Here are our solutions to the node faults:
Kuaishou mainly process jobs on the Qingteng Job Hosting Platform. This platform allows you to perform job operations, manage jobs, and view job details. Job operations include submitting and terminating jobs. Job management includes managing the liveness of a job, generating performance alerts for a job, and automatically pulling a job. Job details include various metrics for a job.
The preceding figure shows the UI of the Qingteng Job Hosting Platform.
We usually need to analyze job performance for the business team to help debug some problems. This process is relatively complex. As a result, we have made great efforts to provide more information to the business team, so that they can analyze and locate problems independently.

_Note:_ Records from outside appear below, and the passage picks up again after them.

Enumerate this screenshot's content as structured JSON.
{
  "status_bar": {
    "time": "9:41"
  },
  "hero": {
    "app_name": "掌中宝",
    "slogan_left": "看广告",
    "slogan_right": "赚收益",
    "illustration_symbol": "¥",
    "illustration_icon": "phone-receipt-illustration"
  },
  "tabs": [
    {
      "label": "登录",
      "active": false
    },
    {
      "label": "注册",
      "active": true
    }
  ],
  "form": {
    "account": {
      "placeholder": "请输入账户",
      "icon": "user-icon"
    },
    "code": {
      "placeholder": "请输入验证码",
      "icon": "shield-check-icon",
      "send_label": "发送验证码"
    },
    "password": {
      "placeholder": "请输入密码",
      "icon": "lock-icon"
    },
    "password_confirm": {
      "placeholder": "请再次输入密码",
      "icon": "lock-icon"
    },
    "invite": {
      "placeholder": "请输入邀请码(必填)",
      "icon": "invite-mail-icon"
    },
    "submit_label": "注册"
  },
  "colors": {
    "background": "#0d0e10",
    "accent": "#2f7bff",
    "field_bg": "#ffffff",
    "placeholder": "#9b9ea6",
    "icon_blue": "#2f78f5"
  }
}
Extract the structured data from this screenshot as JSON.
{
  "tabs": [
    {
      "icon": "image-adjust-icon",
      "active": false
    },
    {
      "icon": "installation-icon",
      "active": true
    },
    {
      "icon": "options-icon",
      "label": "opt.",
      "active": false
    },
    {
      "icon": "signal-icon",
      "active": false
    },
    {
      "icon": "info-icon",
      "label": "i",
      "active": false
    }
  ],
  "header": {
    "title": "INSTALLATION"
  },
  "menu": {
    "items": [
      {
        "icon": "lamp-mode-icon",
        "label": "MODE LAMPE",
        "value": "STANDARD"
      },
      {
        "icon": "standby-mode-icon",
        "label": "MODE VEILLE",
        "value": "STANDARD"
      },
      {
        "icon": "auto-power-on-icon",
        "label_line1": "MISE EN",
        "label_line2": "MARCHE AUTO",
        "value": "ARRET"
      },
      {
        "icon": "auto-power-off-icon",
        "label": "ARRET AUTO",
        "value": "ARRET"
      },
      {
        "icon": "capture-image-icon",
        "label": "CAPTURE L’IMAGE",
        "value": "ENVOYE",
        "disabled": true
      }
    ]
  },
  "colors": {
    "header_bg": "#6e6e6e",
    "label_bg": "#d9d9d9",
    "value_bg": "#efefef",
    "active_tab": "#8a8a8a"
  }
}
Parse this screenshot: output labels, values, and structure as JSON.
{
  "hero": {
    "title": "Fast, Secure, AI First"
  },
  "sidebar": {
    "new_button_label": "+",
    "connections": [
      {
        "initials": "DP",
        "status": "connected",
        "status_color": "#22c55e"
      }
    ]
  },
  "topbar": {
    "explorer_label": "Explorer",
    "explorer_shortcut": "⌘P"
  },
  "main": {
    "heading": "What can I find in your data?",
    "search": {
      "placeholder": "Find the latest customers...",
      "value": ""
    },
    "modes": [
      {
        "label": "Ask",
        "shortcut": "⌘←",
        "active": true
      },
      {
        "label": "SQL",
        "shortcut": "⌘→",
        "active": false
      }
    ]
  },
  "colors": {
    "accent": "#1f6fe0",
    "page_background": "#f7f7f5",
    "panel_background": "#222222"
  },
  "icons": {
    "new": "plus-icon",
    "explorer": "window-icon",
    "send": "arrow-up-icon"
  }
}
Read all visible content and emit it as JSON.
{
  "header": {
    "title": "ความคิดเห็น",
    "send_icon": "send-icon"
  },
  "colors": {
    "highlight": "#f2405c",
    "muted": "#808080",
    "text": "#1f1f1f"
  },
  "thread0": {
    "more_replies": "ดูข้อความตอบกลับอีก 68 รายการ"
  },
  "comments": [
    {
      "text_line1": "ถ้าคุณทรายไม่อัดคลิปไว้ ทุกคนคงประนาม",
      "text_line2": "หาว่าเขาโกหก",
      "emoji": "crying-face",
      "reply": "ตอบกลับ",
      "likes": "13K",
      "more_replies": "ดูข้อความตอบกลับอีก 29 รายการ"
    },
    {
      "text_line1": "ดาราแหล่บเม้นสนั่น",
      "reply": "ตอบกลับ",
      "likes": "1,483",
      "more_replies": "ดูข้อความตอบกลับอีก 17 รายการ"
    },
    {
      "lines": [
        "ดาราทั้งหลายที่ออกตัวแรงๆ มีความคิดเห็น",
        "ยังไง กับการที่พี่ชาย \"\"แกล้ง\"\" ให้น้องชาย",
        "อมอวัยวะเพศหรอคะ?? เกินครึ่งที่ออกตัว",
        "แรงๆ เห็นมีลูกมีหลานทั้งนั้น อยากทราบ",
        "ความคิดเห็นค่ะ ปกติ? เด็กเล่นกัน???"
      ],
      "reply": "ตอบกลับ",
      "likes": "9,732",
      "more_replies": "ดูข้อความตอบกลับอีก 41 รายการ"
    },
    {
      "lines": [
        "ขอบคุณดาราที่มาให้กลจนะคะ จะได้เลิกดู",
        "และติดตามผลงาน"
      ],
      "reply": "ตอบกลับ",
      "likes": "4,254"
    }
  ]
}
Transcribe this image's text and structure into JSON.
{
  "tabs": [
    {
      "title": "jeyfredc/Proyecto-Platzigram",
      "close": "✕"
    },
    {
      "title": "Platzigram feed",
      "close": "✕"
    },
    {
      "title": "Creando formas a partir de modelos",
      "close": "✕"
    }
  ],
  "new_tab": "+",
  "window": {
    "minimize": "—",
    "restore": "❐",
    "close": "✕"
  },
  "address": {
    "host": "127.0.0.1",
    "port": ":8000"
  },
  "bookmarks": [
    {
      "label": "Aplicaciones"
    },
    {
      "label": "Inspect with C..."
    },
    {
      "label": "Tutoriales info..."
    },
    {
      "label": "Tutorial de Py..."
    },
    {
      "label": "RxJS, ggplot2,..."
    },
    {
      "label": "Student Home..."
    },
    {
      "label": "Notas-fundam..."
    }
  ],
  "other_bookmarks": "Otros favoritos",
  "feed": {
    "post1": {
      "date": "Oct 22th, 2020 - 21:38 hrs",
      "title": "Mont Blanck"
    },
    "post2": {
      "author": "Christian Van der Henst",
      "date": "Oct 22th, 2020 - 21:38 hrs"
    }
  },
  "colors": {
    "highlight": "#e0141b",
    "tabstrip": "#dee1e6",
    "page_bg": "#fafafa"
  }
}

First, we added all the metrics to Druid, allowing users to use Superset to analyze various job metrics.
Second, we made some improvements to the WebUI of Flink. Now, you can print Java stack traces on the WebUI in real time. In the web-based DAG, a sequence number is added to each vertex and the ID of each concurrent subtask is added to the subtask information.
Third, we enriched exception messages by clearly displaying hints in specific scenarios, such as machine downtime. Fourth, we added more metrics.
Kuaishou plans to accomplish two things in the future:
First, continue the ongoing development of Flink SQL. SQL can help reduce development costs for users. Currently, we are also connecting SQL to real-time data warehouses. Therefore, Flink SQL will be the most important aspect of our work in the future.
Second, we hope to optimize certain resources. At present, the business team may inaccurately estimate resource usage and concurrency when submitting a job. As a result, the system may allocate excessive resources, resulting in a waste of resources. In addition, we will explore ways to improve the overall resource utilization in the cluster.